In fact, the publication of this Report was actually greeted by criticism and fiercely negative reactions from states such as the USA, China and Saudi Arabia, which clearly intend to continue their current energy-consuming development.
EU accepted the validity and relevance of choosing energy produced from renewable sources
European Union leading the way
In contrast, the European Union has, through negotiations and intergovernmental discussions, been able to move on to agreeing resolutions which are binding on all 27 Member States. For example, on March 8th, 2007, the EU European Council decided to:
reduce its greenhouse gas emissions, in particular CO2, by 20% of the 1990 level, while at the same time declaring that, should its commitment be shared by the other major international actors, it was willing to aim at a 30% reduction together with a long-term target of 60-80% reduction on the 1990 level by 2050.

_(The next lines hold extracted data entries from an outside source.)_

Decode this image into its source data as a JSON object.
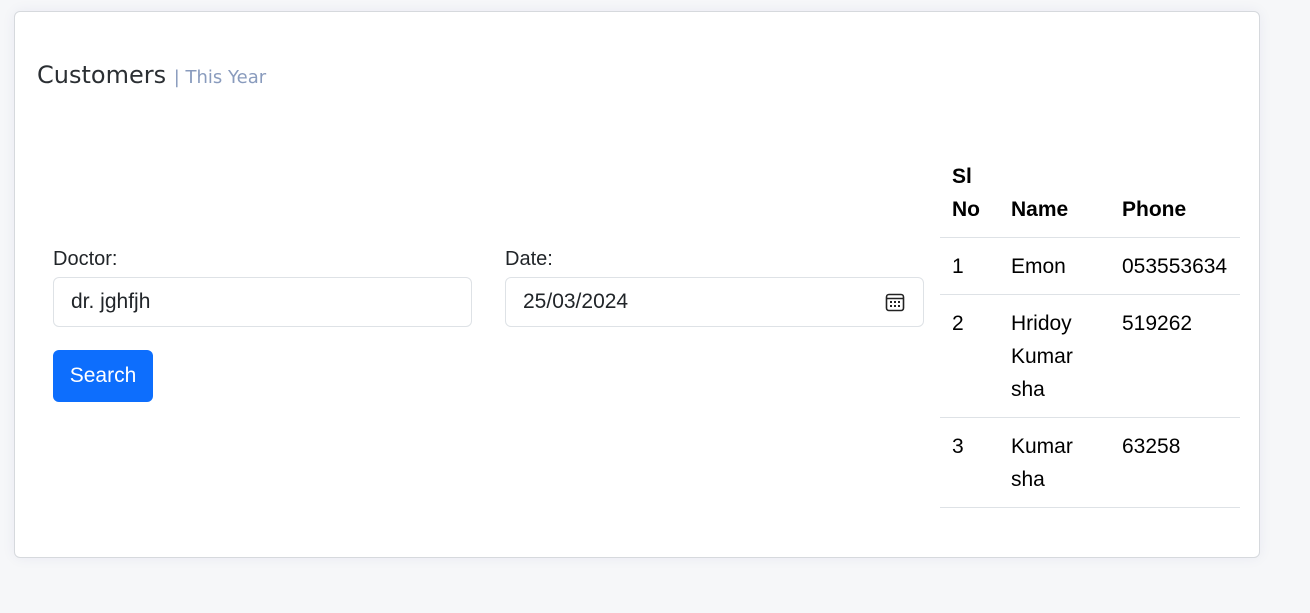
{
  "card": {
    "title": "Customers",
    "subtitle": "| This Year"
  },
  "form": {
    "doctor_label": "Doctor:",
    "doctor_value": "dr. jghfjh",
    "date_label": "Date:",
    "date_value": "25/03/2024",
    "search_label": "Search",
    "calendar_icon": "calendar-icon"
  },
  "table": {
    "headers": [
      "Sl No",
      "Name",
      "Phone"
    ],
    "rows": [
      {
        "sl": "1",
        "name": "Emon",
        "phone": "053553634"
      },
      {
        "sl": "2",
        "name": "Hridoy Kumar sha",
        "phone": "519262"
      },
      {
        "sl": "3",
        "name": "Kumar sha",
        "phone": "63258"
      }
    ]
  },
  "colors": {
    "primary": "#0d6efd",
    "subtitle": "#899bbd",
    "border": "#dee2e6"
  }
}
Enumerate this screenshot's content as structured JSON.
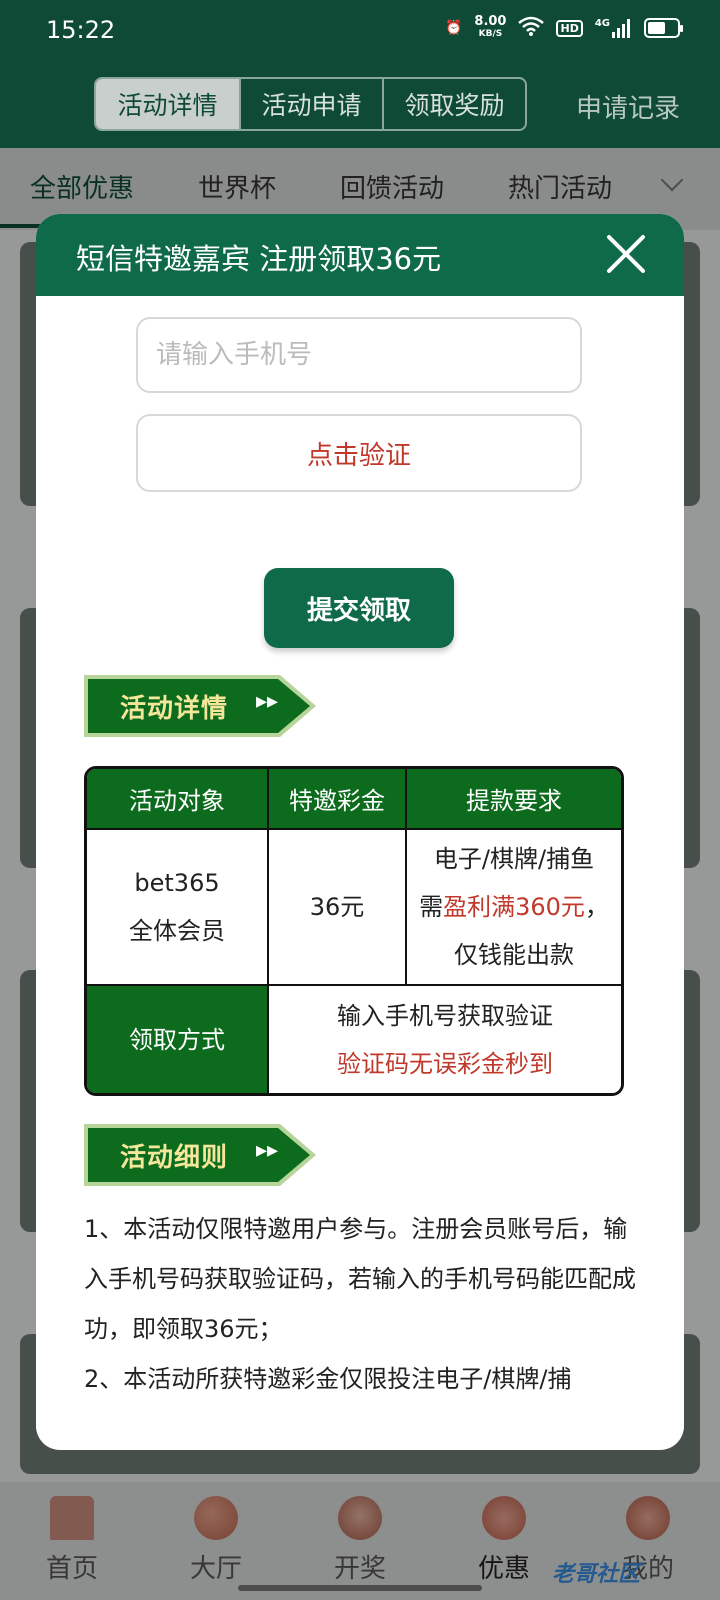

By reaching this decision, the EU has on its own undertaken to significantly exceed the prescriptions of the Kyoto Protocol, namely
to increase the share of electric energy generated by renewable energy sources by at least 20% before 2020, thus officially acknowledging the validity of environment-friendly energy solutions;
to reduce total energy consumption by 20%, before 2020, while improving energy efficiency and the rational use of energy in the building, industrial and transport sectors;
to use biofuels in transport at a level not lower than 10% of the petrol and gas oil consumption.
Comparing these decisions with the proposals made long ago by most environmentalist organisations reveals that the European Council has essentially accepted their demands. It has accepted the validity and relevance of choosing energy produced from renewable sources and, in implicitly and correctly recognising that nuclear power no longer has a strategic value, has not planned to extend its use.
Such strategic decisions are of fundamental importance. Taken together, they constitute a firm starting point for the implementation of an energy revolution based on renewable sources which could serve as a model for the whole world.
Solutions needed on the global level
In my opinion, it is now necessary to move on at the international level from discussions, debates and negotiations between sovereign states to the next stage: namely, cooperation through the creation of common (supranational) institutions.
It is significant to note that following the presentation of the IPCC Report some forty countries, among them France and Italy, signed an appeal which, while calling for a better environmental governance, identifies the creation of a true UN agency as the essential tool for effective action when confronted with environmental emergencies at a global level.
A World Environment Agency should be entrusted with the task of substantially changing the sustainable growth pattern that currently characterises the world economy. Its funds could be provided by a world tax similar to the carbon tax or the stamp duty on speculative financial transactions between currency areas, and paid by developed countries. I am aware that this environmental emergency tax does not involve any correlation between the taxable basis and the purpose for which the organisation is to be financed. Nevertheless, it is clear that such a tax would be very efficient, producing a high yield at very low unit rates, and it would always originate in international activities. All things considered, I believe this is the most appropriate method of financing, even partially, a world-level governance.